Был он немолод и наружность имел старого служаки: бритый и сосредоточенный.
– Миха-алыч! – нараспев отвечала Полина. – Идем!
Михалыч кивнул, развернулся и зашагал к даче.
– Пойдемте, Андрей, без нас не начнут, – скомандовала она.
* * *
Обед подали в Большую столовую. «Где-то есть и Малая», – подумал Рябинин, усаживаясь за ослепительную скатерть. Родители Полины уже были за столом.

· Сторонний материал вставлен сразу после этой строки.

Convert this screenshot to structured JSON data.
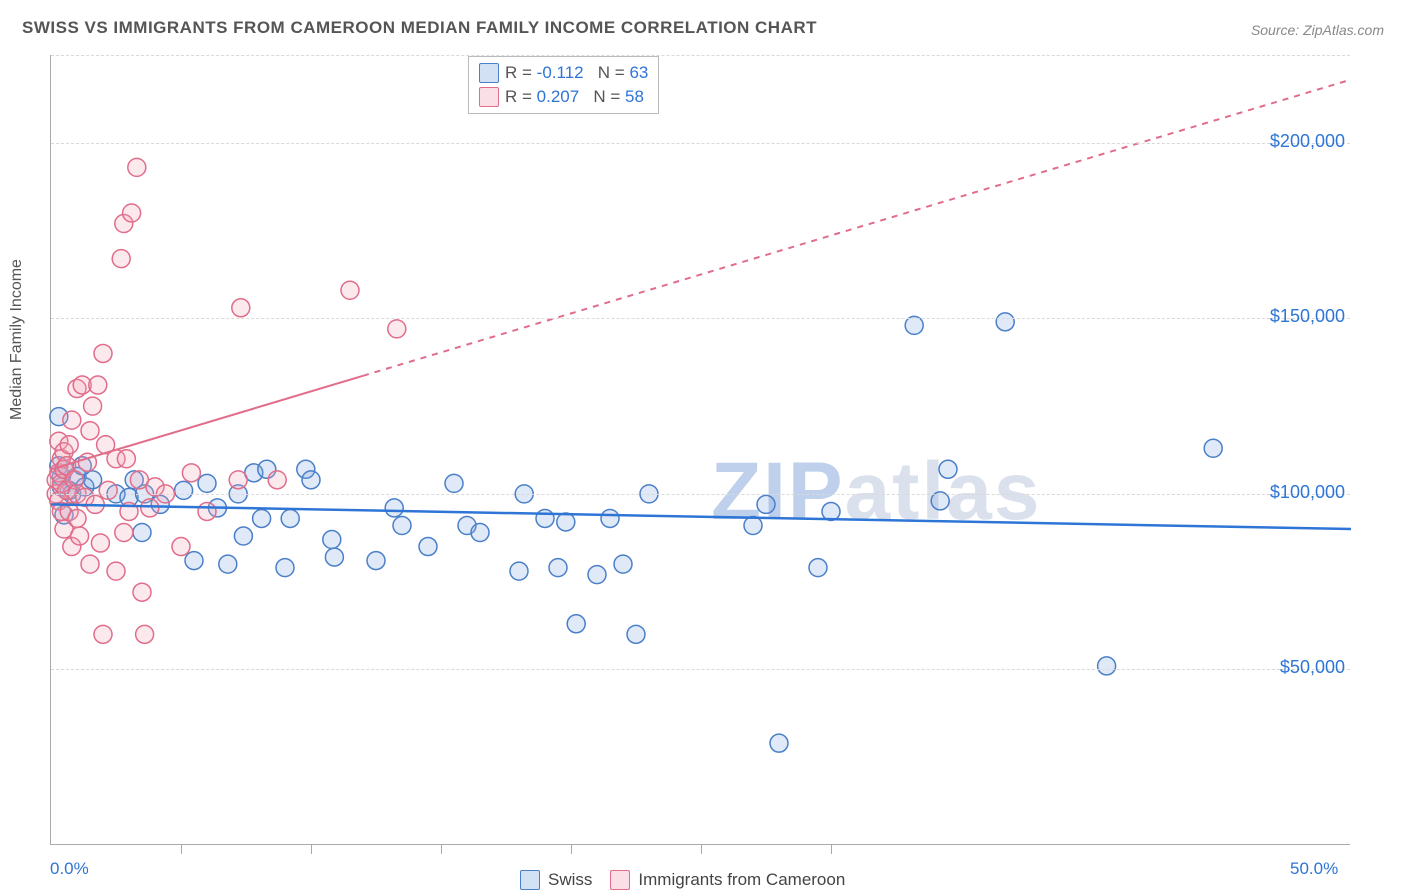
{
  "title": "SWISS VS IMMIGRANTS FROM CAMEROON MEDIAN FAMILY INCOME CORRELATION CHART",
  "source_label": "Source: ZipAtlas.com",
  "ylabel": "Median Family Income",
  "watermark": {
    "part1": "ZIP",
    "part2": "atlas"
  },
  "chart": {
    "type": "scatter",
    "background_color": "#ffffff",
    "grid_color": "#d9d9d9",
    "xlim": [
      0,
      50
    ],
    "ylim": [
      0,
      225000
    ],
    "xticks_minor": [
      5,
      10,
      15,
      20,
      25,
      30
    ],
    "x_axis_labels": [
      {
        "value": 0,
        "label": "0.0%",
        "color": "#2e75d6"
      },
      {
        "value": 50,
        "label": "50.0%",
        "color": "#2e75d6"
      }
    ],
    "y_gridlines": [
      50000,
      100000,
      150000,
      200000,
      225000
    ],
    "y_axis_labels": [
      {
        "value": 50000,
        "label": "$50,000",
        "color": "#2e75d6"
      },
      {
        "value": 100000,
        "label": "$100,000",
        "color": "#2e75d6"
      },
      {
        "value": 150000,
        "label": "$150,000",
        "color": "#2e75d6"
      },
      {
        "value": 200000,
        "label": "$200,000",
        "color": "#2e75d6"
      }
    ],
    "marker_radius": 9,
    "marker_stroke_width": 1.5,
    "marker_fill_opacity": 0.25,
    "series": [
      {
        "name": "Swiss",
        "color_fill": "#7ea8e0",
        "color_stroke": "#4a7fc9",
        "trend": {
          "y_at_x0": 97000,
          "y_at_x50": 90000,
          "dash": false,
          "color": "#2e75d6",
          "width": 2.5,
          "solid_until_x": 50
        },
        "stats": {
          "R": "-0.112",
          "N": "63"
        },
        "points": [
          [
            0.3,
            122000
          ],
          [
            0.3,
            108000
          ],
          [
            0.4,
            102000
          ],
          [
            0.4,
            105000
          ],
          [
            0.5,
            107000
          ],
          [
            0.5,
            94000
          ],
          [
            0.7,
            101000
          ],
          [
            0.8,
            100000
          ],
          [
            1.0,
            105000
          ],
          [
            1.2,
            108000
          ],
          [
            1.3,
            102000
          ],
          [
            1.6,
            104000
          ],
          [
            2.5,
            100000
          ],
          [
            3.0,
            99000
          ],
          [
            3.2,
            104000
          ],
          [
            3.5,
            89000
          ],
          [
            3.6,
            100000
          ],
          [
            4.2,
            97000
          ],
          [
            5.1,
            101000
          ],
          [
            5.5,
            81000
          ],
          [
            6.0,
            103000
          ],
          [
            6.4,
            96000
          ],
          [
            6.8,
            80000
          ],
          [
            7.2,
            100000
          ],
          [
            7.4,
            88000
          ],
          [
            7.8,
            106000
          ],
          [
            8.1,
            93000
          ],
          [
            8.3,
            107000
          ],
          [
            9.0,
            79000
          ],
          [
            9.2,
            93000
          ],
          [
            9.8,
            107000
          ],
          [
            10.0,
            104000
          ],
          [
            10.8,
            87000
          ],
          [
            10.9,
            82000
          ],
          [
            12.5,
            81000
          ],
          [
            13.2,
            96000
          ],
          [
            13.5,
            91000
          ],
          [
            14.5,
            85000
          ],
          [
            15.5,
            103000
          ],
          [
            16.0,
            91000
          ],
          [
            16.5,
            89000
          ],
          [
            18.2,
            100000
          ],
          [
            18.0,
            78000
          ],
          [
            19.0,
            93000
          ],
          [
            19.5,
            79000
          ],
          [
            19.8,
            92000
          ],
          [
            20.2,
            63000
          ],
          [
            21.0,
            77000
          ],
          [
            21.5,
            93000
          ],
          [
            22.0,
            80000
          ],
          [
            22.5,
            60000
          ],
          [
            23.0,
            100000
          ],
          [
            27.0,
            91000
          ],
          [
            27.5,
            97000
          ],
          [
            28.0,
            29000
          ],
          [
            29.5,
            79000
          ],
          [
            33.2,
            148000
          ],
          [
            34.2,
            98000
          ],
          [
            34.5,
            107000
          ],
          [
            36.7,
            149000
          ],
          [
            40.6,
            51000
          ],
          [
            44.7,
            113000
          ],
          [
            30.0,
            95000
          ]
        ]
      },
      {
        "name": "Immigrants from Cameroon",
        "color_fill": "#f2a7b8",
        "color_stroke": "#e16d8a",
        "trend": {
          "y_at_x0": 107000,
          "y_at_x50": 218000,
          "dash": true,
          "color": "#e16d8a",
          "width": 2,
          "solid_until_x": 12
        },
        "stats": {
          "R": "0.207",
          "N": "58"
        },
        "points": [
          [
            0.2,
            104000
          ],
          [
            0.2,
            100000
          ],
          [
            0.3,
            106000
          ],
          [
            0.3,
            98000
          ],
          [
            0.3,
            115000
          ],
          [
            0.4,
            103000
          ],
          [
            0.4,
            110000
          ],
          [
            0.4,
            95000
          ],
          [
            0.5,
            107000
          ],
          [
            0.5,
            112000
          ],
          [
            0.5,
            90000
          ],
          [
            0.6,
            101000
          ],
          [
            0.6,
            108000
          ],
          [
            0.7,
            95000
          ],
          [
            0.7,
            114000
          ],
          [
            0.8,
            121000
          ],
          [
            0.8,
            85000
          ],
          [
            0.9,
            104000
          ],
          [
            1.0,
            100000
          ],
          [
            1.0,
            93000
          ],
          [
            1.0,
            130000
          ],
          [
            1.1,
            88000
          ],
          [
            1.2,
            131000
          ],
          [
            1.3,
            99000
          ],
          [
            1.4,
            109000
          ],
          [
            1.5,
            80000
          ],
          [
            1.5,
            118000
          ],
          [
            1.6,
            125000
          ],
          [
            1.7,
            97000
          ],
          [
            1.8,
            131000
          ],
          [
            1.9,
            86000
          ],
          [
            2.0,
            140000
          ],
          [
            2.0,
            60000
          ],
          [
            2.1,
            114000
          ],
          [
            2.2,
            101000
          ],
          [
            2.5,
            78000
          ],
          [
            2.5,
            110000
          ],
          [
            2.7,
            167000
          ],
          [
            2.8,
            177000
          ],
          [
            2.8,
            89000
          ],
          [
            2.9,
            110000
          ],
          [
            3.0,
            95000
          ],
          [
            3.1,
            180000
          ],
          [
            3.3,
            193000
          ],
          [
            3.4,
            104000
          ],
          [
            3.5,
            72000
          ],
          [
            3.6,
            60000
          ],
          [
            3.8,
            96000
          ],
          [
            4.0,
            102000
          ],
          [
            4.4,
            100000
          ],
          [
            5.0,
            85000
          ],
          [
            5.4,
            106000
          ],
          [
            6.0,
            95000
          ],
          [
            7.2,
            104000
          ],
          [
            7.3,
            153000
          ],
          [
            8.7,
            104000
          ],
          [
            11.5,
            158000
          ],
          [
            13.3,
            147000
          ]
        ]
      }
    ]
  },
  "legend_top": {
    "rows": [
      {
        "swatch_fill": "rgba(126,168,224,0.35)",
        "swatch_stroke": "#4a7fc9",
        "r_label": "R = ",
        "r_value": "-0.112",
        "n_label": "N = ",
        "n_value": "63"
      },
      {
        "swatch_fill": "rgba(242,167,184,0.35)",
        "swatch_stroke": "#e16d8a",
        "r_label": "R = ",
        "r_value": "0.207",
        "n_label": "N = ",
        "n_value": "58"
      }
    ],
    "text_color": "#555555",
    "value_color": "#2e75d6"
  },
  "legend_bottom": {
    "items": [
      {
        "label": "Swiss",
        "swatch_fill": "rgba(126,168,224,0.35)",
        "swatch_stroke": "#4a7fc9"
      },
      {
        "label": "Immigrants from Cameroon",
        "swatch_fill": "rgba(242,167,184,0.35)",
        "swatch_stroke": "#e16d8a"
      }
    ]
  }
}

– Как вам наши места? – обратился к Андрею Кирилл Петрович.
– Прекрасно! Соскучился по нашим русским березкам, – ответил тот, закладывая салфетку.
– Здесь так свободно дышится, – добавила Анастасия Леонидовна, – я все лето провожу на даче.
– У нашей мамочки старорежимные привычки, – рассмеялся Кирилл Петрович. – Когда-то отец мамы Насти каждое лето снимал дачу в деревне.
– Думается, это неплохая привычка, – отозвался Андрей.
Появилась домработница – пожилая крестьянка в крахмальной наколке, неторопливо принялась разливать суп.
Кирилл Петрович приподнял со стола хрустальный графинчик и вопросительно посмотрел на гостя:
– Примите лафитничек?
– За компанию – не откажусь, – согласился Рябинин.
Кирилл Петрович улыбнулся и наполнил рюмки:
– Ну, за знакомство, Андрей Николаевич!
Они чокнулись и выпили. Андрей закусил селедочкой с кусочком лимона. Кириллу Петровичу проделанная гостем процедура понравилась:
– Сразу видно фронтовика – ни одного лишнего движения. Люблю, когда пьют красиво, со вкусом, хотя сам пить так и не пристрастился, дозы у меня чисто ритуальные.
Компания обратилась к супу.
– Что поделывали вчерашним вечером? – спросила Полина у матери.
– Гуляли по лесу, на закате заглянули Платоновы, вместе поужинали, потолковали о новостях, – рассказывала Анастасия Леонидовна.
– Танюша была? – расспрашивала Полина.
– Нет, у Танюши голова разболелась, легла пораньше.
– Танюша – дочь Платонова, моя приятельница, – пояснила Андрею Полина. – Кстати, папочка! Андрей вызвал тебя на состязание в стрельбе. Я – его секундант и рефери.
– Что ты говоришь? – оторвался от тарелки Кирилл Петрович. – После полдника я к вашим услугам. Какое оружие предпочтете?
– Есть выбор? – удивился Андрей.
Кирилл Петрович повернулся к стоящему за его спиной Михалычу:
– Иван! Что у нас в чулане?
– «Наган», «маузер», две винтовки Мосина и ружья, – буднично отрапортовал Михалыч.
– Выбирайте, – кивнул Кирилл Петрович.
Рябинин отодвинул пустую тарелку, вытер губы салфеткой.
– Я – любитель пистолетов, но раз таков набор, стрелять буду из «нагана».
– Решено… Степанида, подавай второе, все закончили, – бросил домработнице Кирилл Петрович.
* * *
– После обеда мы с мамой Настей отдыхаем, – объявил Кирилл Петрович по окончании трапезы.